OpenPages: a restart that finished strong

Contact: Brenon Daly

In the startup world, a restart rarely goes anywhere. What typically happens is a company swaps one failing business plan for another, with the inevitable wind-down delayed only by a fresh round of capital. Yet that’s not the case with OpenPages, which secured a solid exit with its sale to IBM after completely overhauling its business.

OpenPages, which sells software for the governance, risk and compliance (GRC) market, has virtually nothing in common with the company that started out in 1996. As its name implies, OpenPages was originally a content management vendor. The firm survived the dot-com bust, but only after trimming its headcount from more than 300 down to 15. In the aftermath, it also switched to Plan B for the business: GRC.

Although the initial draw to the GRC space was Sarbanes-Oxley, OpenPages found success in the broader market. By 2006, Sarbanes-Oxley only accounted for about 15% of revenue at the firm. As it recast its business, OpenPages also recapitalized the business. It raised some $10m in 2004 and added another $10m in 2007. (Back in the Bubble Era, it had raised about $60m from investors.)
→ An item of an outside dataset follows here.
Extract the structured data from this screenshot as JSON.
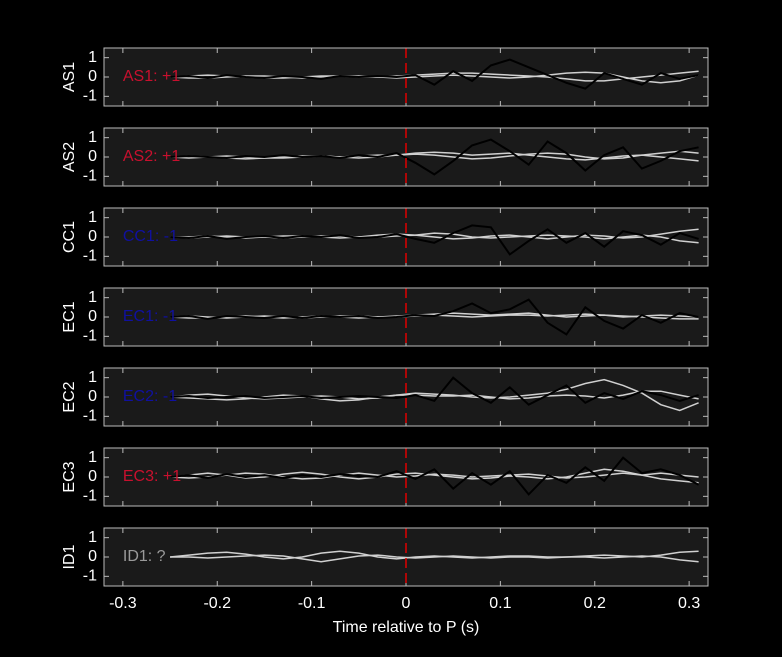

The sale to IBM makes a fair amount of sense, both strategically and financially. Big Blue and OpenPages have been partners for at least three years. In addition to OpenPages’ technology fitting well with the BI portfolio IBM acquired with Cognos, there’s also a large chunk of services revenue that Big Blue can pocket around an OpenPages implementation. (OpenPages has some 140 customers.)

And, at least as we understand the deal, the exit valued OpenPages at a healthy 5 times its estimated $35m in sales. (Both the price and the valuation line up almost exactly with the other large GRC deal of the year, EMC’s purchase of Archer Technologies back in January.) In our view, whatever valuation OpenPages got should probably be viewed as a rich one when we consider the fact that the company nearly died penniless earlier in its life.